Édition du 27 septembre 2004 / volume 39, numéro 5
 
  Une nutritionniste plonge dans les frigos des jeunes hommes
Les jeunes hommes ont l'habitude de l'alimentation rapide et la génération actuelle est très portée sur le surgelé

En plus de ses études de maîtrise en nutrition, Marilyn Manceau travaille à Extenso, qui présente sur le Web de l'information sur la nutrition ( extenso.org ).

Au cours de l'été 2004, 15 hommes de 18 à 24 ans vivant seuls ou avec un colocataire ont reçu deux appareils photo jetables et une mission très spéciale: prendre des clichés de tout ce qui témoigne de leur rapport avec la nourriture. Un «clic» dans le frigo, un «clic» dans le garde-manger, un autre au-dessus de leur cuisinière, de leur assiette, dans la pièce des repas... Même les contenants où sont déposés les ordures et les objets destinés au recyclage ont été photographiés.

«Une photo dit beaucoup plus que des mots.
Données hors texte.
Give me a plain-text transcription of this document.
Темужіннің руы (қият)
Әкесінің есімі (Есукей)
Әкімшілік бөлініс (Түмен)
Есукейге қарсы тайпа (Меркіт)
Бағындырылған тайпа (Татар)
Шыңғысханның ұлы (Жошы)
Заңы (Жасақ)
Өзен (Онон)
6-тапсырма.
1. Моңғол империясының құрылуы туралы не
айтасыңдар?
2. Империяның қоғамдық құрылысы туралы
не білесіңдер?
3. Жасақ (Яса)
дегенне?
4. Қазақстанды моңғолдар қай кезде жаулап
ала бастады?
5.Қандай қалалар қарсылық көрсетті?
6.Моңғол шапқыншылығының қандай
Elle permet entre autres de connaître les comportements alimentaires des sujets, le type de plats qu'ils préparent, la grosseur des portions et l'hygiène dans la cuisine», signale la nutritionniste Marilyn Manceau, étudiante à la maîtrise à l'Université. Sans compter que les hommes, habituellement peu bavards en matière culinaire, sont plus loquaces lorsqu'on leur demande de commenter des photos qu'ils ont prises eux-mêmes.

C'est avec sa directrice de recherche, Marie Marquis, professeure au Département de nutrition, que l'étudiante a eu l'idée de cette méthodologie inusitée pour observer les moeurs alimentaires des jeunes hommes qui vivent en appartement à Montréal. «Les jeunes hommes constituent une population malheureusement peu connue des nutritionnistes, explique l'étudiante. Ils sont donc peu ciblés par les campagnes de sensibilisation à une saine alimentation.»

Pourtant, ajoute-t-elle, de mauvaises habitudes alimentaires adoptées tôt dans la vie peuvent entraîner à long terme des problèmes de santé sérieux: obésité, diabète de type 2, maladies cardiovasculaires, cancers, etc.

Surgelés et boissons gazeuses

Bien que l'analyse des données ne soit pas terminée (au moment de la rencontre avec Forum, deux entrevues individuelles restaient à faire), Mme Manceau a déjà observé certaines tendances chez les sujets étudiés. «La plupart ont l'habitude de l'alimentation rapide et cela paraît, commente-t-elle. Le temps de préparation doit être limité au maximum.»

Portes ouvertes sur le frigo

Chez cette génération très portée sur le surgelé et le prêt-à-servir, les doigts de poulet pané, hamburgers, hot-dogs, pogos accompagnés de frites et arrosés de boissons gazeuses sont des vedettes incontestées. Mais certains jeunes, et pas nécessairement les plus scolarisés, apparaissent un peu plus sensibilisés à une alimentation équilibrée. Ces mêmes sujets sont aussi plus physiquement actifs et financièrement plus à l'aise.

Certains font preuve de beaucoup de débrouillardise lorsqu'ils manipulent leurs poêlons. «Ils ont un souci constant: éviter le gaspillage. Cela s'explique peut-être par le fait que leurs moyens sont limités. Mais les résultats sont tout de même intéressants au chapitre de la créativité en cuisine.»

Plusieurs hommes rencontrés par la nutritionniste ont pris conscience de lacunes dans leurs habitudes alimentaires. En entrevue, ils ont manifesté le désir de manger de façon plus régulière, soit trois repas par jour, et de consommer des aliments plus variés. «Le seul fait d'exprimer cette préoccupation est un signe positif», affirme la chercheuse.

Mais devoir montrer les photos prises à une nutritionniste a-t-il influencé le comportement des sujets? En d'autres termes, les jeunes hommes ont-ils fait montre d'un peu plus de zèle que d'habitude au moment des repas? «Nous le craignions avant de commencer la recherche, confie l'étudiante. Mais après avoir vu les photos et constaté la spontanéité de leurs commentaires, je suis certaine qu'ils ont respecté les consignes: agir comme à l'accoutumée.»

Une étude unique

Le projet de recherche a été financé par la Montreal Ottawa New Emerging Team au printemps 2003 afin d'étudier les déterminants métaboliques, génétiques et comportementaux de l'obésité. Ce groupe rassemble des chercheurs en nutrition et en kinésiologie de l'Université de Montréal et de l'Université d'Ottawa.

Il serait intéressant de mener la même expérience auprès des filles du même âge afin de comparer les habitudes alimentaires des deux sexes. Mais avec ses 15 entrevues et ses centaines de photos à analyser, la jeune femme en a plein les bras. Marilyn Manceau espère déposer son travail dirigé de maîtrise à l'été 2005.